L’Idiap et la HEP Valais s’associent pour former les futurs enseignants aux enjeux de l’intelligence artificielle
Alors que l’IA transforme rapidement de nombreux secteurs d’activité, l’éducation se trouve en première ligne de ces changements. Le projet « AI Literacy and Literacy with AI », dirigé par le professeur Daniel Gatica-Perez, responsable du groupe « Social Computing » à Idiap, en collaboration avec le Dr André Freitas, aussi responsable de groupe à Idiap, s’est penché sur la manière dont les futurs enseignants perçoivent, comprennent et utilisent les outils d’IA.
Mené en partenariat avec une équipe de chercheurs et didacticiens en éducation numérique de la HEP Valais, sous la direction de Fabrice Holzer, le projet visait à mieux cerner les compétences liées à l’IA des étudiants et à explorer les moyens d’intégrer ces nouvelles technologies dans la formation des enseignants du canton du Valais. Le doctorant Ravinithesh Annapureddy et l’ingénieure R&D Imen Ben Mahmoud ont également contribué aux travaux de recherche menés par Idiap.
La première phase du projet a consisté à réaliser un état des lieux des connaissances et des usages de l’IA parmi les étudiants de la HEP Valais. Une enquête ainsi que plusieurs ateliers participatifs ont permis d’identifier les principaux besoins exprimés par les futurs enseignants. Parmi ceux-ci figurent une meilleure compréhension du fonctionnement de l’IA générative, le développement d’un regard critique sur la fiabilité des réponses produites par ces systèmes, la compréhension des principes qui les sous-tendent ainsi que l’acquisition de pratiques éthiques et responsables.

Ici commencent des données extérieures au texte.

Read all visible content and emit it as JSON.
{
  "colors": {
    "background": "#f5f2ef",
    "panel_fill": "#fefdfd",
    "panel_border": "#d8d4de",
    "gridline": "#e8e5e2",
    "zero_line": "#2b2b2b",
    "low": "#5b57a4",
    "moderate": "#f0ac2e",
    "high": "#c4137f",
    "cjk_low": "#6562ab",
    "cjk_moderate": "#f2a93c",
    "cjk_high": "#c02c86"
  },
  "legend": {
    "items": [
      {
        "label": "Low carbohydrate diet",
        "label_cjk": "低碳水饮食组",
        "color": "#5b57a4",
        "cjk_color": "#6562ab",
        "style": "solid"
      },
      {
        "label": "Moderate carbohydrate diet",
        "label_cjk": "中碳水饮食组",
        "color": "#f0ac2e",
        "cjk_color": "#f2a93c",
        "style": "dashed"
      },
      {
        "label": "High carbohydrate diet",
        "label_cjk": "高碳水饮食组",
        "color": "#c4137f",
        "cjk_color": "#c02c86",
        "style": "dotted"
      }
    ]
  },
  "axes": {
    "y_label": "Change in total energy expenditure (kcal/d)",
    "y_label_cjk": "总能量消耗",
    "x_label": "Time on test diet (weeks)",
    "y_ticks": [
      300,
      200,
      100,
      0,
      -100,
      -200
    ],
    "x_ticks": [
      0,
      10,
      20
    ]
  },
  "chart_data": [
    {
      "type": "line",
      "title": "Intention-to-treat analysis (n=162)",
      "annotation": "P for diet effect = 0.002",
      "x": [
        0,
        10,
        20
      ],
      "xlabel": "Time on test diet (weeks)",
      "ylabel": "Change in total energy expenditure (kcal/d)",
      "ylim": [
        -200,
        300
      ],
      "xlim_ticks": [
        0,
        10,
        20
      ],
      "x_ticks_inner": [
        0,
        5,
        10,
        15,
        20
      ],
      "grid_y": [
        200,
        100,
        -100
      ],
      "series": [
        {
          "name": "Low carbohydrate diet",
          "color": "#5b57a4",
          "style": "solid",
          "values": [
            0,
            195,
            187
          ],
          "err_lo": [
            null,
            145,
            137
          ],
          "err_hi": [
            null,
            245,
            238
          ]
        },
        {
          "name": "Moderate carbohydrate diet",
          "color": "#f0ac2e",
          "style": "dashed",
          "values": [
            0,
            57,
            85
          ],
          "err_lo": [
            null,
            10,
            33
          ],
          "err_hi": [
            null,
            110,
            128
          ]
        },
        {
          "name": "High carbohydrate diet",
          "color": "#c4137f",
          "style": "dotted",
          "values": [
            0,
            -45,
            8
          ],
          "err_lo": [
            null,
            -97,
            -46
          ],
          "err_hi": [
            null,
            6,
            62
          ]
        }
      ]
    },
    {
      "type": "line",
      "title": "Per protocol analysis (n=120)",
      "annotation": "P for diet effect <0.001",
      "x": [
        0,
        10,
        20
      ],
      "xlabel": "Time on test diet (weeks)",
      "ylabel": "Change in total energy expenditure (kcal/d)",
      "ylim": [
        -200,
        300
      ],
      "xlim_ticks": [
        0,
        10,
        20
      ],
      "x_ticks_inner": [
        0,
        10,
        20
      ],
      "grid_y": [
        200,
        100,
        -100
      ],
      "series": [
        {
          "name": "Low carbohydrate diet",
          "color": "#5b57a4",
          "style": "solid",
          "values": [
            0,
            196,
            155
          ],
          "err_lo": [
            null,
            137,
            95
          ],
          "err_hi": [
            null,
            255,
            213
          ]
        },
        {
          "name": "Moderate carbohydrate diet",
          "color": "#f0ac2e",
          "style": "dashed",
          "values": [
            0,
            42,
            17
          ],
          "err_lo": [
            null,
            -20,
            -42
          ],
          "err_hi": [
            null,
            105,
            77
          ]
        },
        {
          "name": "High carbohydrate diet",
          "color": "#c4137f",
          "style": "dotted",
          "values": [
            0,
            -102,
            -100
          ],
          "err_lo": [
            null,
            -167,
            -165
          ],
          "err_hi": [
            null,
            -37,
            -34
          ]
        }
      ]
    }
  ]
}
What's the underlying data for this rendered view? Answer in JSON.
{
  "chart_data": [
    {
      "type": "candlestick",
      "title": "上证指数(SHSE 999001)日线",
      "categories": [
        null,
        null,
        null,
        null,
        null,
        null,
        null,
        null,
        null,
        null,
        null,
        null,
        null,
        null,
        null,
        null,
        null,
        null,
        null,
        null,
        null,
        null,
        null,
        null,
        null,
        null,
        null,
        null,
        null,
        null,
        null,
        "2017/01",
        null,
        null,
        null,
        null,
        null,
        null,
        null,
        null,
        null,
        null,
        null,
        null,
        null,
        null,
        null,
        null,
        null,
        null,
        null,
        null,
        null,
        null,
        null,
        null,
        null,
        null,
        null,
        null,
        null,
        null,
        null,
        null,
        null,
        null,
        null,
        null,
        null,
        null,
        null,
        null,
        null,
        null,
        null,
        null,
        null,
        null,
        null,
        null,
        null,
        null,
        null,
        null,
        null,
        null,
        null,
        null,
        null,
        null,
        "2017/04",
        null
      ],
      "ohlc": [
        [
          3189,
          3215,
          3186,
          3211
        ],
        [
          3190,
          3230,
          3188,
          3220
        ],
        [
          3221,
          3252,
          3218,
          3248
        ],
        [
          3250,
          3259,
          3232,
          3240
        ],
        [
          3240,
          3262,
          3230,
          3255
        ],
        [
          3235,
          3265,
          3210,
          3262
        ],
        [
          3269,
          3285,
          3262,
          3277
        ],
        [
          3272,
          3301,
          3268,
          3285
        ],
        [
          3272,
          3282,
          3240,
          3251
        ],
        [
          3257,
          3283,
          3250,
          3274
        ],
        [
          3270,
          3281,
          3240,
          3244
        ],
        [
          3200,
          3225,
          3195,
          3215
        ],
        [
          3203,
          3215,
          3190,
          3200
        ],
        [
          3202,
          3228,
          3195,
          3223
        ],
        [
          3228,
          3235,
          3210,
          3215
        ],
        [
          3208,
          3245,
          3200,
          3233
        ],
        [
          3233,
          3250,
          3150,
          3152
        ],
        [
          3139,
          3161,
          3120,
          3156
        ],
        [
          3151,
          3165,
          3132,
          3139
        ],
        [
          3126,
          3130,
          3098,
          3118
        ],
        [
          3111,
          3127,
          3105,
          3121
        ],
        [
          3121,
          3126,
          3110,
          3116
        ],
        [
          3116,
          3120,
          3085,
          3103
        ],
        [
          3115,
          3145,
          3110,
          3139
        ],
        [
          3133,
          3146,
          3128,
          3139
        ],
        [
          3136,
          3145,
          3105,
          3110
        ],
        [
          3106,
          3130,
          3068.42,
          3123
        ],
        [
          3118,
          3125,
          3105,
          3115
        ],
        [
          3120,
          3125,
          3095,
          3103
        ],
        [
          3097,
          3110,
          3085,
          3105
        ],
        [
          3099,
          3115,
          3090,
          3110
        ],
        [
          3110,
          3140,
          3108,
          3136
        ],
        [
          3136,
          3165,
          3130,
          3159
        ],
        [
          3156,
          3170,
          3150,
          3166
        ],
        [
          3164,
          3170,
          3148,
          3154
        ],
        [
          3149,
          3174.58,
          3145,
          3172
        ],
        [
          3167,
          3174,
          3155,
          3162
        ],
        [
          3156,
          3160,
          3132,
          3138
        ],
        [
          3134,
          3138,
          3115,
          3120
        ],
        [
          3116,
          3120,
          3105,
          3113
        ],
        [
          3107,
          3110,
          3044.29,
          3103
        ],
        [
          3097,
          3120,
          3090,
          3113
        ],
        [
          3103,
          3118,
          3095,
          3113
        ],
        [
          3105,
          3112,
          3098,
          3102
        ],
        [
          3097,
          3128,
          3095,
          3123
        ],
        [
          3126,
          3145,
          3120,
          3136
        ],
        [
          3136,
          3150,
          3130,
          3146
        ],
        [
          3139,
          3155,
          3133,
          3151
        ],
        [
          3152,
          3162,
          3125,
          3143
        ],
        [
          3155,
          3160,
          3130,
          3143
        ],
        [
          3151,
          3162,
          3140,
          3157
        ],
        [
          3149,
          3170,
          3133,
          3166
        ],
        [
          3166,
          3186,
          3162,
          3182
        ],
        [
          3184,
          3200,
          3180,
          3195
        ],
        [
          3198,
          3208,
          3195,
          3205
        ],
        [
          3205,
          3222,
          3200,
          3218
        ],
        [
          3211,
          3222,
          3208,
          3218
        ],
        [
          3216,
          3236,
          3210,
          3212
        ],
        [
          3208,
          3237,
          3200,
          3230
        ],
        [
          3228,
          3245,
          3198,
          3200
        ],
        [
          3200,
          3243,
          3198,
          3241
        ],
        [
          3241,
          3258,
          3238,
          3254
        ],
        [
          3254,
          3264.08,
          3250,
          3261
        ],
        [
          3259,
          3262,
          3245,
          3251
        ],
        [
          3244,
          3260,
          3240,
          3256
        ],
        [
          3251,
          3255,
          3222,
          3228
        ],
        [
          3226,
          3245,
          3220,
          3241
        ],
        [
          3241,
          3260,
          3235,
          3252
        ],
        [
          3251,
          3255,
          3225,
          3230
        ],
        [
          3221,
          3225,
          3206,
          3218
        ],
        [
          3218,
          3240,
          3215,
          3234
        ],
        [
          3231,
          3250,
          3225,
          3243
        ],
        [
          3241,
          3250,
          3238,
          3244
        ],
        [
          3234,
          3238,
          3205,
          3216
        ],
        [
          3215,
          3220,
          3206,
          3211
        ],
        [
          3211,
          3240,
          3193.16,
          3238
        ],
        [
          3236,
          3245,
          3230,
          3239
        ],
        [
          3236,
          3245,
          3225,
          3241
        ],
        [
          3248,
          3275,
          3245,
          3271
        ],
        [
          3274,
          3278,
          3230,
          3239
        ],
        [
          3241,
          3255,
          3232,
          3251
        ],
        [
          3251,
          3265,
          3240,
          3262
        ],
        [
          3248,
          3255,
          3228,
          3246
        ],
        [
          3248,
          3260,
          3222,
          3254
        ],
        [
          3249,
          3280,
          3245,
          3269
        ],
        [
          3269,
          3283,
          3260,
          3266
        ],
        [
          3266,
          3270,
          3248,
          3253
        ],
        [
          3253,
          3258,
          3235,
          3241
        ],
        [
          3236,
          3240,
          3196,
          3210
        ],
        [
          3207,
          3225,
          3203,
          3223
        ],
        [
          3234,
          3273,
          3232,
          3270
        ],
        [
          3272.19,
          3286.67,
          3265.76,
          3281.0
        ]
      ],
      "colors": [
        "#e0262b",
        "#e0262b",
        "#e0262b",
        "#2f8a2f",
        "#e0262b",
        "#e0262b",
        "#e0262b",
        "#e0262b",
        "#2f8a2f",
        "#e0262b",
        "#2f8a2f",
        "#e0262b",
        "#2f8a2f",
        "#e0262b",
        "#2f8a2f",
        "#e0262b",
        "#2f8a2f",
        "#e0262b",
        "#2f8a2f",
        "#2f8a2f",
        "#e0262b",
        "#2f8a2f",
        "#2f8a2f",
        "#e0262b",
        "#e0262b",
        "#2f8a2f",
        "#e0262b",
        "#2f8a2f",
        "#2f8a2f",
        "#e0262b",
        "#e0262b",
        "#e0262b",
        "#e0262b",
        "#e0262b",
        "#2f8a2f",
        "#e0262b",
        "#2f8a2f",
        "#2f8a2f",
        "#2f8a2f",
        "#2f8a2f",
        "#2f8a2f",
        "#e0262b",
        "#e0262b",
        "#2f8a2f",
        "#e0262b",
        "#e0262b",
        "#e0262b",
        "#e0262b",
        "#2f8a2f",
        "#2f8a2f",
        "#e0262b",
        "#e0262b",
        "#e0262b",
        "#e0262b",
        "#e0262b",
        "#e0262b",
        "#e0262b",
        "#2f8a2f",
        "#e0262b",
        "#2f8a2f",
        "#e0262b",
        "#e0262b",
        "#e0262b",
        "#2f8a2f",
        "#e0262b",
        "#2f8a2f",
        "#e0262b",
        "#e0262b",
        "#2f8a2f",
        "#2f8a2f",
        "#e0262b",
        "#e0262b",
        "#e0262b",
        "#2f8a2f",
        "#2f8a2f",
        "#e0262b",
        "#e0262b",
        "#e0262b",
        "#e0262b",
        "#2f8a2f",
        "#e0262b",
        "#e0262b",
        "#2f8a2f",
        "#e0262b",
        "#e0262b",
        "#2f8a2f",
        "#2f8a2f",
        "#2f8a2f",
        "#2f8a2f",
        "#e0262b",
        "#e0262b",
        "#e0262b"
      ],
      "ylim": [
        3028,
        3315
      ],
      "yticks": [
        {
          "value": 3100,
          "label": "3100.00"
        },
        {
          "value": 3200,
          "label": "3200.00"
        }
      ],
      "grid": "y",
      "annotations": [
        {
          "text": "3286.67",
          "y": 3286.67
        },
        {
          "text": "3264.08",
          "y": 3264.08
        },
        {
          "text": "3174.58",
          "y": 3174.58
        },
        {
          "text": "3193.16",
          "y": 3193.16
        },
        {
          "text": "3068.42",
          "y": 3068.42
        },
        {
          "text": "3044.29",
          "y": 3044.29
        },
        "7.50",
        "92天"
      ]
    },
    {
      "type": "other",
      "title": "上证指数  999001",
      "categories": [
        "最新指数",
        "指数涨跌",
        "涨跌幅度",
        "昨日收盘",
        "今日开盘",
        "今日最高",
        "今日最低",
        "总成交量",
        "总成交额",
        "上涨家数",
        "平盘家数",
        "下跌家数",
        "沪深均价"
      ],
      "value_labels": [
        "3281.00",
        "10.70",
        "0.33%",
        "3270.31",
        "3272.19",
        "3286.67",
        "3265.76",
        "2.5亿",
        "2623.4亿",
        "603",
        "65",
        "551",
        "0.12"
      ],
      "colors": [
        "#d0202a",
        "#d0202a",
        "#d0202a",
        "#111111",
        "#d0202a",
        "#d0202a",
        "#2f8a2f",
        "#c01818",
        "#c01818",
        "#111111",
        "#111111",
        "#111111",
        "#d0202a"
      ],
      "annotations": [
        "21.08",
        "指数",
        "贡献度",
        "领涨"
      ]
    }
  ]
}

Dans un second temps, les équipes ont co-conçu des modules de formation spécifiquement adaptés au contexte de la formation des enseignants. Ces modules ont ensuite été testés auprès des étudiants afin d’en évaluer la pertinence et l’applicabilité dans des situations pédagogiques concrètes. Les travaux se sont appuyés sur l’expertise d’Idiap dans le domaine du traitement automatique du langage naturel et des technologies d’IA générative.
Une dimension pratique a également été intégrée au programme. Les étudiants ont ainsi pu expérimenter un système d’IA agentique destiné à la planification pédagogique, leur permettant de mettre en application les concepts étudiés et de réfléchir à l’utilisation de ces outils dans leur future pratique professionnelle.
« Ce projet a permis à nos deux institutions d’entrer dans un dialogue singulier, tissant des liens durables entre, d’une part, les sciences dites dures et, d’autre part, les sciences sociales et pédagogiques. En des temps où nombre des repères qui nous permettaient d’appréhender le monde paraissent dorénavant inopérants, nos équipes sont parvenues à explorer ensemble une voie encore assez inédite, à la croisée de l’innovation, de la recherche et de l’éducation de terrain. Plus fondamentalement, peut-être, notre collaboration a permis de faire dialoguer des univers qui, trop souvent, évoluent en parallèle plutôt qu’en interaction. Elle a instauré une circulation concrète entre théorie et pratique, entre les concepts que nous mobilisons ou élaborons et les réalités que nous rencontrons en classe, au cœur de nos institutions ou plus largement dans la société. Aujourd’hui, nous sommes convaincus que cette exploration, à la croisée des disciplines, des perspectives et des mondes, doit se poursuivre. Plus encore, nous pensons qu’elle est devenue une nécessité. » partage Frabrice Holzer.
« L’utilisation indiscriminée de l’intelligence artificielle doit être questionnée et faire l’objet d’une réflexion critique. Ce projet a constitué une occasion de collaborer afin d’identifier des besoins réels et d’explorer des usages pertinents des technologies au service de la communauté de la HEP Valais. Nous espérons poursuivre cette collaboration dans un esprit conforme à la mission du Centre pour l’IA participative de l’Idiap» ajoute Daniel Gatica Perez.
Au-delà des résultats scientifiques, le projet a permis de renforcer les compétences des futurs enseignants dans un domaine appelé à prendre une place croissante dans les établissements scolaires. Il a également favorisé l’émergence d’une approche participative de la formation à l’IA, fondée sur les besoins réels des étudiants et les usages observés sur le terrain.
Les travaux ont abouti à la création d’un cadre de formation combinant connaissances fondamentales, réflexion éthique et applications concrètes, offrant ainsi des bases solides pour accompagner l’intégration raisonnée de l’intelligence artificielle dans l’enseignement.
Ce projet a bénéficié du soutien de l’appel à projets interinstitutionnels du Canton du Valais, Département de l’économie et de la formation, Service des hautes écoles.